Fourth-Moment Theorems for Sums of Multiple Integrals

TL;DR

This paper extends the fourth-moment theorem to sums of multiple integrals across different chaos orders, providing new conditions for convergence to Gaussian distributions and exploring the structure of such sums.

Contribution

It generalizes the fourth-moment theorem to sums of multiple integrals with different orders and establishes non-Gaussianity of such sums, also addressing infinite chaos expansions.

Findings

Fourth-moment theorem holds for sums of two multiple integrals of different parity.

Such sums cannot be Gaussian, generalizing previous fixed chaos results.
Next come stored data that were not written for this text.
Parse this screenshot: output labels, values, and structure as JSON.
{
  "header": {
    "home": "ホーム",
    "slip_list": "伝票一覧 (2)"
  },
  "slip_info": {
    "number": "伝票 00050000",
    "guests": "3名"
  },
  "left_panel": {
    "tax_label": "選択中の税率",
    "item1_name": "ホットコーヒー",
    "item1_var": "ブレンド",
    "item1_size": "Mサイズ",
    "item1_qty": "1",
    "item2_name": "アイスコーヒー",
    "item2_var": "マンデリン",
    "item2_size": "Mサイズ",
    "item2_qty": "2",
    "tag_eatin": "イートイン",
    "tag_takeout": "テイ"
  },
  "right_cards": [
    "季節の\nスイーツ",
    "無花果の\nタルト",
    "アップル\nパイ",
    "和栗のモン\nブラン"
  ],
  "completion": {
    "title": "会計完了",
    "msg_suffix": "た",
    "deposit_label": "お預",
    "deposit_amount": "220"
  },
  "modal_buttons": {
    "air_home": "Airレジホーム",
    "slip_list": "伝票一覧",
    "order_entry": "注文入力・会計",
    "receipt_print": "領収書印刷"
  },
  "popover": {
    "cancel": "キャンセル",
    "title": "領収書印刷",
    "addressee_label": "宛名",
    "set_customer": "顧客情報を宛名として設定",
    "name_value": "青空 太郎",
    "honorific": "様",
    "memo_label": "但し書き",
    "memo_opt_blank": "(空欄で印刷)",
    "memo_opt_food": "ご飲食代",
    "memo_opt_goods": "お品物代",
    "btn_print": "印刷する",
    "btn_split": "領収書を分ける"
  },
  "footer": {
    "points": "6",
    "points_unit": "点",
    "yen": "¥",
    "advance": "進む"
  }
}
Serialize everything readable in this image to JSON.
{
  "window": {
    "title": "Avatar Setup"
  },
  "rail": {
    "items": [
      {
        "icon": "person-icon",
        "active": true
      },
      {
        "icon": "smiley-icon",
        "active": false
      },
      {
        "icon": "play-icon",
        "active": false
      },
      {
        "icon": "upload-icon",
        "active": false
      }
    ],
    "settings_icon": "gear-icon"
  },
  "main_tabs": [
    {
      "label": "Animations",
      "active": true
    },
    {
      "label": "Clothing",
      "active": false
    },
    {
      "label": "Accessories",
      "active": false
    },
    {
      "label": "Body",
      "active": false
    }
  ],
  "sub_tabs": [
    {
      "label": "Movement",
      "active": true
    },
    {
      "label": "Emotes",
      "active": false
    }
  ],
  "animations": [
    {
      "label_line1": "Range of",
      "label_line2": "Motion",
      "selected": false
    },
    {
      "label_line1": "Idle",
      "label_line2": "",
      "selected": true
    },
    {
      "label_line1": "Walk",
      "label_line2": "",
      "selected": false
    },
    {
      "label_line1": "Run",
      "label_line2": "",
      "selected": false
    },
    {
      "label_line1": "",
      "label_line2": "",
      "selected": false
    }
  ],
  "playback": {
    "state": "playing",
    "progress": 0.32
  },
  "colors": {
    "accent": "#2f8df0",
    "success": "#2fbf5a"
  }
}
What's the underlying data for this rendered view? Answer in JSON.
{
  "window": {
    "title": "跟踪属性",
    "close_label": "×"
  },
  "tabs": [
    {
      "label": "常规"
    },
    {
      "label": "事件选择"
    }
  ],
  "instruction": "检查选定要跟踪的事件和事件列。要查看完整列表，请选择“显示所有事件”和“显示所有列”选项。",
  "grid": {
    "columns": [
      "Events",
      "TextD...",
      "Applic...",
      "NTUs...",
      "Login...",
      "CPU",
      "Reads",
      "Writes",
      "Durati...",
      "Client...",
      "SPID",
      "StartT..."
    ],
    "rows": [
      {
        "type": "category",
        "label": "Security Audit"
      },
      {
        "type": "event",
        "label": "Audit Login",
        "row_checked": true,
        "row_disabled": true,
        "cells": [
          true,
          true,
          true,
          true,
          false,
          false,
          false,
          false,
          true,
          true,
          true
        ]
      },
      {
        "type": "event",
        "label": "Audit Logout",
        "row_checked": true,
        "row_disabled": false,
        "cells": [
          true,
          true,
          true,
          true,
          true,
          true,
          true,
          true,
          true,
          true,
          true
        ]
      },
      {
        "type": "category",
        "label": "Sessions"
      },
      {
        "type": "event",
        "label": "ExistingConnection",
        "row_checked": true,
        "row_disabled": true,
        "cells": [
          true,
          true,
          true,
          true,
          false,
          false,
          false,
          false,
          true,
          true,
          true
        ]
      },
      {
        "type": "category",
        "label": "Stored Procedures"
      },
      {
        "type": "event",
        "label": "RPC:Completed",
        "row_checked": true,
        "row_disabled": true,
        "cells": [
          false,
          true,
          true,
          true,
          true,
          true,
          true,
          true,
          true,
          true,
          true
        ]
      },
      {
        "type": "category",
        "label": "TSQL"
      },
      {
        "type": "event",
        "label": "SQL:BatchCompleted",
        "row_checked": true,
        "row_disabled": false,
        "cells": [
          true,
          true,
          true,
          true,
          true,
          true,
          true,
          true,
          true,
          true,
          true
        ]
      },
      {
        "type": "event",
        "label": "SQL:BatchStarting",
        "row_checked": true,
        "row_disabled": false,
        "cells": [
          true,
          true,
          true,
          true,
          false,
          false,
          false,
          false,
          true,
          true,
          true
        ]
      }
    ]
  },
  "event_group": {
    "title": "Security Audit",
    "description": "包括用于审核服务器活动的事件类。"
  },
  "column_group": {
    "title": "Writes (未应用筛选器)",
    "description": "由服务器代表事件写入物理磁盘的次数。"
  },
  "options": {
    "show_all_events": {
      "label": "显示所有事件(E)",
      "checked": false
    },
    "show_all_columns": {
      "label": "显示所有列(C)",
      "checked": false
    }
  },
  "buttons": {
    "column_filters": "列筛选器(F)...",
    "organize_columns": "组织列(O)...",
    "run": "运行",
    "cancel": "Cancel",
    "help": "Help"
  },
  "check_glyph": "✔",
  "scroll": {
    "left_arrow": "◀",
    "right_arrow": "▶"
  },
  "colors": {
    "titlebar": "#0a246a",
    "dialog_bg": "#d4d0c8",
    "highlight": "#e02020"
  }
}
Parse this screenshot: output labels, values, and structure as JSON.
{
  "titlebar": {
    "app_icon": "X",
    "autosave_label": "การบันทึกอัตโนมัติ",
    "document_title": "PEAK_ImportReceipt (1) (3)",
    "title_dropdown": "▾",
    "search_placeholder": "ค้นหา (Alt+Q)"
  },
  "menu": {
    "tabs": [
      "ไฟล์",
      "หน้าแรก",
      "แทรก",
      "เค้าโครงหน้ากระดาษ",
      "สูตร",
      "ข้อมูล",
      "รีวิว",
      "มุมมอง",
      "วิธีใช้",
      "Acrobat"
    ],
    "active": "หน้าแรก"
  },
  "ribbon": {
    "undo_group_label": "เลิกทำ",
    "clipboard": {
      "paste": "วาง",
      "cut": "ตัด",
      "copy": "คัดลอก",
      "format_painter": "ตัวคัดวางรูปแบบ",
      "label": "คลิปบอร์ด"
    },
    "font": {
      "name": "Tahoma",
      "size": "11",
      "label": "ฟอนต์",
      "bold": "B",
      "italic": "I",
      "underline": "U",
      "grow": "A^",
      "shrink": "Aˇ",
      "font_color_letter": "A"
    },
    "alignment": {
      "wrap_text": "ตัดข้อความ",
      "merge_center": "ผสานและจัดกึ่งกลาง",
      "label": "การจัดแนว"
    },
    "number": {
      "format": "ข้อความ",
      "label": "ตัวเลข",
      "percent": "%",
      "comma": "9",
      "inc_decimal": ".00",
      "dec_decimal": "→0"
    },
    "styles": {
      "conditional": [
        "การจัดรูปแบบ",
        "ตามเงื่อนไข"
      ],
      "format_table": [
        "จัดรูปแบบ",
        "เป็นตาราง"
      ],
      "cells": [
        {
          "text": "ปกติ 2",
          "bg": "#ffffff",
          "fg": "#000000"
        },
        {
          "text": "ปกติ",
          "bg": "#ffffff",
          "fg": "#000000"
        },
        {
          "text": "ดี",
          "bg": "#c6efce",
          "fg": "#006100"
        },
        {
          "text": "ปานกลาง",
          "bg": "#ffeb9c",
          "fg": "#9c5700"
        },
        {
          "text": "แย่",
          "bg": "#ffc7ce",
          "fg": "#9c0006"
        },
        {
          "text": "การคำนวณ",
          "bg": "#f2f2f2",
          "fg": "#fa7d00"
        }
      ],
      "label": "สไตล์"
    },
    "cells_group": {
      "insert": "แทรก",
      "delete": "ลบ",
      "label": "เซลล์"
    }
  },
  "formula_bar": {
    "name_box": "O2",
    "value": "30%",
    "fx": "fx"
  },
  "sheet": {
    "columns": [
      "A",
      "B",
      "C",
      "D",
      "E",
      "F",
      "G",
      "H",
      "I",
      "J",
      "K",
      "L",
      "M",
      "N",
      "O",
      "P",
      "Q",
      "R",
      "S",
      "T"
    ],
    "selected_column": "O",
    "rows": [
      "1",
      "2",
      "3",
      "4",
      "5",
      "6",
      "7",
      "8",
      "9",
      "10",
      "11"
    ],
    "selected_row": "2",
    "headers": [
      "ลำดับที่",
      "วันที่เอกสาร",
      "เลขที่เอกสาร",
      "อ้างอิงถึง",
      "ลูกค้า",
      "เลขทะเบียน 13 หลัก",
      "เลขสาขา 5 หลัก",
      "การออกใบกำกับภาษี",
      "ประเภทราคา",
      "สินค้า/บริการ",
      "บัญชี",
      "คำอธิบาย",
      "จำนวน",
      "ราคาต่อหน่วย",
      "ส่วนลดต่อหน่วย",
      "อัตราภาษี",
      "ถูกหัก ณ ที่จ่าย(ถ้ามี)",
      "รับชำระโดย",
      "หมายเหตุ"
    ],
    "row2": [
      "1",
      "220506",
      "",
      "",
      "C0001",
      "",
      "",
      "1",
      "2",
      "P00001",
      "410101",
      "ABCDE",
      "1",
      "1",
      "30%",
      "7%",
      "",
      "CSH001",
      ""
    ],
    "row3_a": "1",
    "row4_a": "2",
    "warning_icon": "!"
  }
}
A fourth-moment theorem is established for infinite chaos expansions with independent terms.

Abstract

Nualart & Pecatti ([Nualart and Peccati, 2005, Thm 1]) established the first fourth-moment theorem for random variables in a fixed Wiener chaos, i.e. they showed that convergence of the sequence of fourth moments to the fourth moment of the standard Gaussian distribution is sufficient for weak convergence to the standard Gaussian. In this paper, we provide what we believe to be the first generalization to chaos expansions with more than a single term. Specifically, we show that a fourth-moment theorem holds for random variables consisting of sums of two multiple integrals of orders $p, q \in N$, where $p, q$ have different parities. Furthermore, we show that such random variables cannot themselves be Gaussian, again generalizing what is known for the fixed Wiener chaos setting. Finally, we show a fourth-moment theorem for variables with infinite Wiener chaos expansions when the terms in the expansions are independent and satisfy an additional regularity condition in terms of the Ornstein-Uhlenbeck operator.